Here is a simple example of a program which opens a 10GB tempfile (note that O_TMPFILE is a non-portable GNU extension):

#define _GNU_SOURCE

#include <fcntl.h>
#include <signal.h>
#include <stdio.h>
#include <sys/stat.h>
#include <sys/types.h>

int main() {
        int tmp_fd = open("/tmp", O_TMPFILE | O_RDWR);
        if (tmp_fd == -1) {
                perror("open()");
                return 1;
        }

        if (fallocate(tmp_fd, /*mode*/ 0, /*offset*/ 0, 10000000000) == -1) {
                perror("fallocate()");
                return 1;
        }
        kill(0, SIGSTOP);
        return 0;
}

The tempfile will not be listable by walking the file system, but we can find it using lsof (list open files):

$ gcc -Wall -Werror tmpfile.c -o tmpfile
$ ./tmpfile 

[1]+  Stopped                 ./tmpfile
$ ls /tmp
config-err-d82IHQ
snap-private-tmp
$ lsof / | grep deleted
tmpfile  74965 elias /tmp/#10879259 (deleted)

Usually, when ncdu cannot find the files filling up the disk it is due to deleted files with open file descriptors. A common case is a daemon writing to a deleted file which fills up the disk if the daemon/system is running for a long period of time.

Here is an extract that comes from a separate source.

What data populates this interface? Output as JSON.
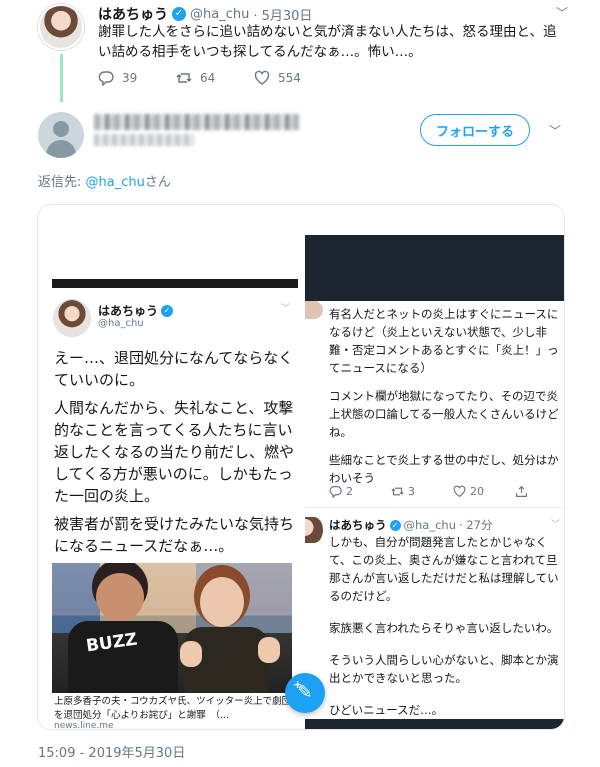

File system journaling/snapshoting may also not be discoverable by walking the file system – and therefore ncdu. When troubleshooting a full disk it is worth consulting the man pages for the file system to determine when the file system may reserve space for interal use.

Are there other ways the file system may fill up which are not discoverable by walking the file system with ncdu? The answer turns out to be yes, but first we will need a short introduction to loop devices.

Loop devices are block devices backed by a file, opposed to a block device backed by a physical medium such as a hard drive or SSD. Loop devices are commonly used to back the file system of a VM/container as a file on the host system. losetup is one such tool to interact with loop devices. Despite the name ‘losetup’ the tool is also used for listing and deleting loop devices as well.

Here is an example of creating a loop device backed by a 10GB file:

$ fallocate -l 10G /tmp/backing_file
$ sudo losetup -f /tmp/backing_file
$ losetup -j /tmp/backing_file
/dev/loop9: [2050]:10879288 (/tmp/backing_file)

Now back to hidden files.

What I discovered is if the backing file for a loop device is deleted the backing file will still exist and take up space on the disk until the corresponding loop device is deleted. The only way to find these files is to list all loop devices and grep for deleted ones:

$ losetup -j /tmp/backing_file
/dev/loop9: [2050]:10879288 (/tmp/backing_file)
$ rm /tmp/backing_file
$ losetup -a | grep deleted
/dev/loop9: []: (/tmp/backing_file (deleted))

This is a particularly nasty way to fill up a disk because it is not shown by listing the file system, it is not shown by lsof, there is no mention of deleted files in the loop(4) and losetup(8) manpages, and I can not find any mention of loop devices with a deleted backing file anywhere on the internet when searching for possible causes of a full disk. Maybe I am just incompetent, but I would wager 99% of system admins would take a few hours to find this failure mode.

Anyways, maybe google will index this page and we can add this to the pile of possible causes for “linux file system full”.